For instance, on our most recent anniversary, our thirty-fourth, Hubby bought me a rose and took me out to dinner. I, on the other hand, bought him a spy glass capable of viewing additional dimensions and a surveillance camera capable of astounding magnification. I also screened an old video of Harvey, for us, back home, after we wined and dined.

 

His anniversary efforts at romance produced no result; I was too engrossed in trying to prove certain bugs’ existence to heed his “come hither” glances. My efforts, too, completely failed. My man, a technical genius, by day, could not figure out how to make his gift gizmos operable and concurrently refused to allow the possibility of marauding monsters.

 

Even so, all things being discrete, I like to roll and roll with my other half. Additionally, I’m glad we raised a family together. I just wish he’d stop thinking of me as this side of daft and would acknowledge that small, sometimes frightening beings, which go burp in the middle of the night, thieve footwear, scarves, and earrings from me.

 

I would feel more cherished by him if he acted in that way.
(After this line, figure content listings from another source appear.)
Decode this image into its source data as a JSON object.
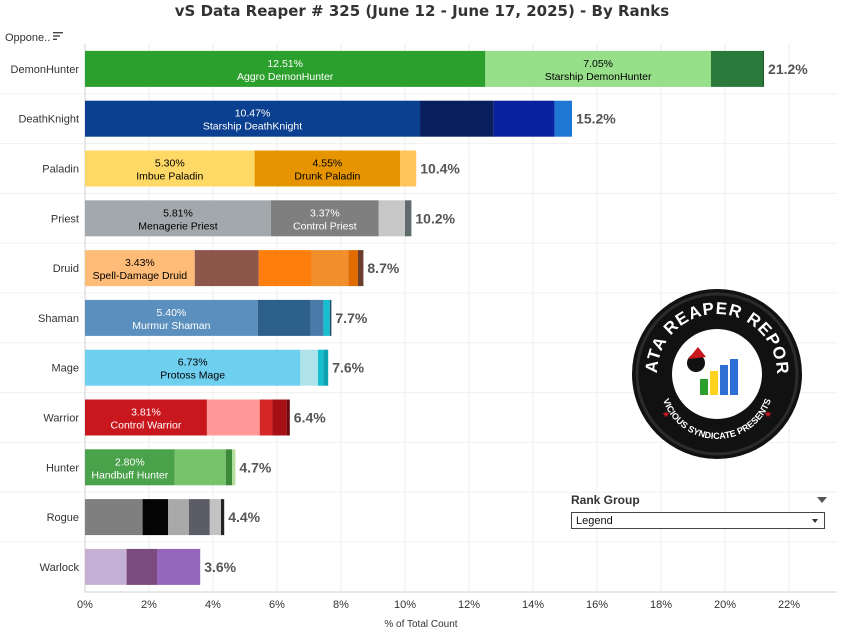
{
  "title": "vS Data Reaper #  325 (June 12 - June 17, 2025) - By Ranks",
  "sort_header": "Oppone..",
  "rank_group": {
    "title": "Rank Group",
    "selected": "Legend"
  },
  "chart_data": {
    "type": "bar",
    "orientation": "horizontal",
    "stacked": true,
    "xlabel": "% of Total Count",
    "xlim": [
      0,
      23.5
    ],
    "xticks": [
      0,
      2,
      4,
      6,
      8,
      10,
      12,
      14,
      16,
      18,
      20,
      22
    ],
    "tick_labels": [
      "0%",
      "2%",
      "4%",
      "6%",
      "8%",
      "10%",
      "12%",
      "14%",
      "16%",
      "18%",
      "20%",
      "22%"
    ],
    "categories": [
      {
        "name": "DemonHunter",
        "total_label": "21.2%",
        "segments": [
          {
            "value": 12.51,
            "label": "12.51%",
            "name": "Aggro DemonHunter",
            "color": "#2ca02c",
            "text_color": "#ffffff"
          },
          {
            "value": 7.05,
            "label": "7.05%",
            "name": "Starship DemonHunter",
            "color": "#98df8a",
            "text_color": "#000000"
          },
          {
            "value": 1.6,
            "color": "#2a7a3b"
          },
          {
            "value": 0.06,
            "color": "#1e5e2a"
          }
        ]
      },
      {
        "name": "DeathKnight",
        "total_label": "15.2%",
        "segments": [
          {
            "value": 10.47,
            "label": "10.47%",
            "name": "Starship DeathKnight",
            "color": "#0b3f8f",
            "text_color": "#ffffff"
          },
          {
            "value": 2.3,
            "color": "#0a1f5e"
          },
          {
            "value": 1.9,
            "color": "#0a22a0"
          },
          {
            "value": 0.55,
            "color": "#1f77d4"
          }
        ]
      },
      {
        "name": "Paladin",
        "total_label": "10.4%",
        "segments": [
          {
            "value": 5.3,
            "label": "5.30%",
            "name": "Imbue Paladin",
            "color": "#ffd966",
            "text_color": "#000000"
          },
          {
            "value": 4.55,
            "label": "4.55%",
            "name": "Drunk Paladin",
            "color": "#e69500",
            "text_color": "#000000"
          },
          {
            "value": 0.5,
            "color": "#ffc45a"
          }
        ]
      },
      {
        "name": "Priest",
        "total_label": "10.2%",
        "segments": [
          {
            "value": 5.81,
            "label": "5.81%",
            "name": "Menagerie Priest",
            "color": "#a2a8ab",
            "text_color": "#000000"
          },
          {
            "value": 3.37,
            "label": "3.37%",
            "name": "Control Priest",
            "color": "#7f7f7f",
            "text_color": "#ffffff"
          },
          {
            "value": 0.82,
            "color": "#c7c7c7"
          },
          {
            "value": 0.2,
            "color": "#5f6b6d"
          }
        ]
      },
      {
        "name": "Druid",
        "total_label": "8.7%",
        "segments": [
          {
            "value": 3.43,
            "label": "3.43%",
            "name": "Spell-Damage Druid",
            "color": "#ffbb78",
            "text_color": "#000000"
          },
          {
            "value": 2.0,
            "color": "#8c564b"
          },
          {
            "value": 1.65,
            "color": "#ff7f0e"
          },
          {
            "value": 1.15,
            "color": "#f28e2b"
          },
          {
            "value": 0.3,
            "color": "#e06c00"
          },
          {
            "value": 0.17,
            "color": "#6b3d2e"
          }
        ]
      },
      {
        "name": "Shaman",
        "total_label": "7.7%",
        "segments": [
          {
            "value": 5.4,
            "label": "5.40%",
            "name": "Murmur Shaman",
            "color": "#5b8fbd",
            "text_color": "#ffffff"
          },
          {
            "value": 1.65,
            "color": "#2c5f8a"
          },
          {
            "value": 0.4,
            "color": "#4a7aa8"
          },
          {
            "value": 0.2,
            "color": "#17becf"
          },
          {
            "value": 0.05,
            "color": "#1f4f73"
          }
        ]
      },
      {
        "name": "Mage",
        "total_label": "7.6%",
        "segments": [
          {
            "value": 6.73,
            "label": "6.73%",
            "name": "Protoss Mage",
            "color": "#6fcfef",
            "text_color": "#000000"
          },
          {
            "value": 0.55,
            "color": "#aee3ec"
          },
          {
            "value": 0.17,
            "color": "#17becf"
          },
          {
            "value": 0.15,
            "color": "#0fa3b1"
          }
        ]
      },
      {
        "name": "Warrior",
        "total_label": "6.4%",
        "segments": [
          {
            "value": 3.81,
            "label": "3.81%",
            "name": "Control Warrior",
            "color": "#c9171e",
            "text_color": "#ffffff"
          },
          {
            "value": 1.65,
            "color": "#ff9896"
          },
          {
            "value": 0.4,
            "color": "#d62728"
          },
          {
            "value": 0.45,
            "color": "#a50f15"
          },
          {
            "value": 0.09,
            "color": "#6b0a10"
          }
        ]
      },
      {
        "name": "Hunter",
        "total_label": "4.7%",
        "segments": [
          {
            "value": 2.8,
            "label": "2.80%",
            "name": "Handbuff Hunter",
            "color": "#4aa24a",
            "text_color": "#ffffff"
          },
          {
            "value": 1.6,
            "color": "#77c36a"
          },
          {
            "value": 0.2,
            "color": "#3a8a3a"
          },
          {
            "value": 0.1,
            "color": "#b5e09b"
          }
        ]
      },
      {
        "name": "Rogue",
        "total_label": "4.4%",
        "segments": [
          {
            "value": 1.8,
            "color": "#7f7f7f"
          },
          {
            "value": 0.8,
            "color": "#050505"
          },
          {
            "value": 0.65,
            "color": "#a9a9a9"
          },
          {
            "value": 0.65,
            "color": "#5c5c66"
          },
          {
            "value": 0.35,
            "color": "#c2c2c2"
          },
          {
            "value": 0.1,
            "color": "#222222"
          }
        ]
      },
      {
        "name": "Warlock",
        "total_label": "3.6%",
        "segments": [
          {
            "value": 1.3,
            "color": "#c5b0d5"
          },
          {
            "value": 0.95,
            "color": "#7b4a7e"
          },
          {
            "value": 1.35,
            "color": "#9467bd"
          }
        ]
      }
    ]
  },
  "logo": {
    "line1": "DATA REAPER REPORT",
    "line2": "VICIOUS SYNDICATE PRESENTS"
  }
}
I’d also feel more validated about today’s search for my missing slipper and my absentee blazer.

 

See, little green men are not blameworthy. Rather, something furry is askew in my closet. My chief devotee, the one with whom I’ve had the good fortune to spend decades, could be upgraded to hero status if only he’d admit that it was diamond-encrusted Jupiter lobsters that took my clothing and that those same aliens ate the leftover chicken he couldn’t find for his lunch.